Nevada health officials are keeping an eye on the allocation of the Janssen (Johnson & Johnson) COVID-19 vaccine but do not expect it to make a big impact on the state’s vaccination efforts right away.
“We don’t anticipate an increase in the new Janssen product for several weeks so we’re still going to be in this place where we have the Moderna and Pfizer products that will be most available,” state health official Candice McDaniel said Friday.
Because of a lower reported efficacy rate in clinical trials, people had concerns about receiving the Janssen vaccine as compared to the Moderna and Pfizer vaccines. According to McDaniel, the recommendation is for people to take the vaccine available to them at the time.
“The guidance that the CDC has also provided is that all three products are incredibly safe and effective,” McDaniel said. “So we promote once an individual is eligible for the vaccine, to be able to receive the vaccination regardless of which product it is as long as it’s available to them.”
McDaniel acknowledged that there might be the opportunity to choose in the future but getting as many people as possible vaccinated is the goal as production of the Janssen vaccine ramps up.
“I think as we move forward and we have an increased allocation of the Janssen product later in the spring there might be more opportunity for choice,” McDaniel said. “But at this point, we very much want to support just getting vaccinated with the products that we have.”
Underlying health conditions
One vulnerable population waiting to get their vaccines in many parts of the state are those with underlying health conditions.
On Wednesday, the Nevada State Immunization Program announced that they are working with the Public Health Preparedness Program and the Chronic Disease Prevention and Health Promotion Section to identify people with underlying health conditions.
Along with partners across the state, these groups will be responsible for helping vaccines reach those communities.
While concerns have been raised about why people with underlying health conditions have not been included in the vaccination rollout so far, McDaniel said that some people in that group have already been vaccinated and the speed with which those vaccinations happen is based on each county.
“Some of our rural counties have actually reached those individuals with underlying health conditions this week,” McDaniel said. “I just have to support the county-specific rate at which they’re moving through both the occupational groups and those in the general population.”
Health officials were adamant that they are currently following CDC guidelines and will use their recommendations to make decisions on which groups get vaccinated first.
“We value that input and the other stories that are producing or showing that there’s an increased desire for vaccination efforts,” Nevada COVID-19 Response Director Caleb Cage said. “The best way to approach this is one that is driven by data that is scientific, equitable and ethical.”
COVID-19 in Nevada
Statewide, the number of COVID-19 cases continues to drop as Nevada reported the 14-day moving average has reached 263 daily new cases.

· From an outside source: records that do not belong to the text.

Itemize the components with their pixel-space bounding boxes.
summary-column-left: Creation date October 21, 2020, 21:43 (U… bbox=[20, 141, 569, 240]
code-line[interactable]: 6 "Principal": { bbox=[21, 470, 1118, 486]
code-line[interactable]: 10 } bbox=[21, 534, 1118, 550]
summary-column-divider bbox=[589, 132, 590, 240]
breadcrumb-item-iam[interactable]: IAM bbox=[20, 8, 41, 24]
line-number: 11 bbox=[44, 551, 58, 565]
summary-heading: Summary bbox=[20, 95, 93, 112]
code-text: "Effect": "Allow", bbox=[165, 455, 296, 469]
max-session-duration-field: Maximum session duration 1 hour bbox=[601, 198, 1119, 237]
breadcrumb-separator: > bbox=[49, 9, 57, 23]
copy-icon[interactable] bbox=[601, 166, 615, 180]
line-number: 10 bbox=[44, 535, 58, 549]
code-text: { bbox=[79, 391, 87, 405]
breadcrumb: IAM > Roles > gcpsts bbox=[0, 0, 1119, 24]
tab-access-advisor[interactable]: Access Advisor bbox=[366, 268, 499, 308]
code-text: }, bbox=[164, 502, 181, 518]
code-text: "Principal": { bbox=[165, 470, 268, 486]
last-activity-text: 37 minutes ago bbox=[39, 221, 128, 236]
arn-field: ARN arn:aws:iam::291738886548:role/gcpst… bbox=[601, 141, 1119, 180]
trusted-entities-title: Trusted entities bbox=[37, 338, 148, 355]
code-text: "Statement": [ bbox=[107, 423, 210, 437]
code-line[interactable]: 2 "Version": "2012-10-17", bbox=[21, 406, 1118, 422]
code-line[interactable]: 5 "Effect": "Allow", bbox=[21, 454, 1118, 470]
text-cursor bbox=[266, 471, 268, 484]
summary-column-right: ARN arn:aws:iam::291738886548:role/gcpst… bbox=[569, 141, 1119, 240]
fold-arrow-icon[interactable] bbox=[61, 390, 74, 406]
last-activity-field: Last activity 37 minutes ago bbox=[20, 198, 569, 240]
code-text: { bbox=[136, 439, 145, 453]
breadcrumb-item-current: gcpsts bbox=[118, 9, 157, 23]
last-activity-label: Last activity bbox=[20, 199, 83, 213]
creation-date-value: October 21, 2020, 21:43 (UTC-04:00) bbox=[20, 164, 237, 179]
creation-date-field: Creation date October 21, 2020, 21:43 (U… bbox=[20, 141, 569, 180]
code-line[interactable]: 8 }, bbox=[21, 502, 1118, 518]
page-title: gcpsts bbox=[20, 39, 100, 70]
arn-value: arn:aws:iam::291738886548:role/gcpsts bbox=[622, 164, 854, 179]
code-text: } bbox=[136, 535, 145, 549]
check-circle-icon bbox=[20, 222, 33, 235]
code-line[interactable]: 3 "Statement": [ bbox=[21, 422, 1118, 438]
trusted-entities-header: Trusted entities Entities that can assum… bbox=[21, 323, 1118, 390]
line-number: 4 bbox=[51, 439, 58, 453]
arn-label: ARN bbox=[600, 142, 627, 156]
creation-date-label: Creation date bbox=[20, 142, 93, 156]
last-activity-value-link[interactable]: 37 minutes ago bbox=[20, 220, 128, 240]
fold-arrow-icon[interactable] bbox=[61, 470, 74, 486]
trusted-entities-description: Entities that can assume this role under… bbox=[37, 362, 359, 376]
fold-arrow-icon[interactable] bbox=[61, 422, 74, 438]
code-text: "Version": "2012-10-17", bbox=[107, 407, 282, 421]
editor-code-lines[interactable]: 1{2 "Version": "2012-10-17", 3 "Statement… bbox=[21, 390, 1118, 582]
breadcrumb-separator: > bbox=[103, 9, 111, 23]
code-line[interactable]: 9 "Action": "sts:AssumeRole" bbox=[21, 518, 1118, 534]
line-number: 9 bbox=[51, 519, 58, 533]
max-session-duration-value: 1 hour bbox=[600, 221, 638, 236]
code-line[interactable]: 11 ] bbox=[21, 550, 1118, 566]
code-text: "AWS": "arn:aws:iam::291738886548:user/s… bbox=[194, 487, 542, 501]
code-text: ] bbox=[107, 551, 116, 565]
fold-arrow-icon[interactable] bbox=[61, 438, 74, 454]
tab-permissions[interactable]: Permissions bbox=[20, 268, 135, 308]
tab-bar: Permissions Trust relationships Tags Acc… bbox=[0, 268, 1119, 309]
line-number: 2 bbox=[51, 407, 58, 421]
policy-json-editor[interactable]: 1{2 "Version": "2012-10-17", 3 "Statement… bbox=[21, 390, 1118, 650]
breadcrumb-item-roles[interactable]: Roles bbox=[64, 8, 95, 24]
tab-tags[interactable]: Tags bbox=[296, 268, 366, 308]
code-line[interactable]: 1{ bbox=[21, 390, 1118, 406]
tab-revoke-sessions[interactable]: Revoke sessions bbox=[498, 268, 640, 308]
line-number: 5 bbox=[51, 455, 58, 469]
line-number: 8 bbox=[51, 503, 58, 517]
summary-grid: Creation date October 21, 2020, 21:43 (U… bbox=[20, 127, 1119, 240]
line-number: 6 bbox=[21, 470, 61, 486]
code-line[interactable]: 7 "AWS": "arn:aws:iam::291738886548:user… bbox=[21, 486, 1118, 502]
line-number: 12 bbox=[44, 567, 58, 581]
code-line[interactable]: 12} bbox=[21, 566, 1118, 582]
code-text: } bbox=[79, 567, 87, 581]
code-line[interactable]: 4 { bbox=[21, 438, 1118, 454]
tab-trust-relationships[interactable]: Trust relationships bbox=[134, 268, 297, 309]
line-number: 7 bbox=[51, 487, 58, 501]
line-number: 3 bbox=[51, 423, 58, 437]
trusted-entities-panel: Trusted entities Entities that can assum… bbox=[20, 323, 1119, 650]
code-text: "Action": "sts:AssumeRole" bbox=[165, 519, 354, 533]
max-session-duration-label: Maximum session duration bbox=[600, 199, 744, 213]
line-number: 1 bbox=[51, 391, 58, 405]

This is the lowest 14-day moving average of daily new cases since the average was 260 on June 19. At its peak on Dec. 11 last year, the 14-day moving average was as high as 2,716 new daily cases.
Coronavirus death toll: Nevada marks more than 5,000 COVID-19 deaths, a day shy of first case anniversary
Confirmed hospitalizations have reached their lowest mark since Oct. 4 with 335 hospitalizations reported on Thursday.
The 14-day moving average for test positivity rate dropped to 6.% on Thursday, its lowest percentage since Oct. 6.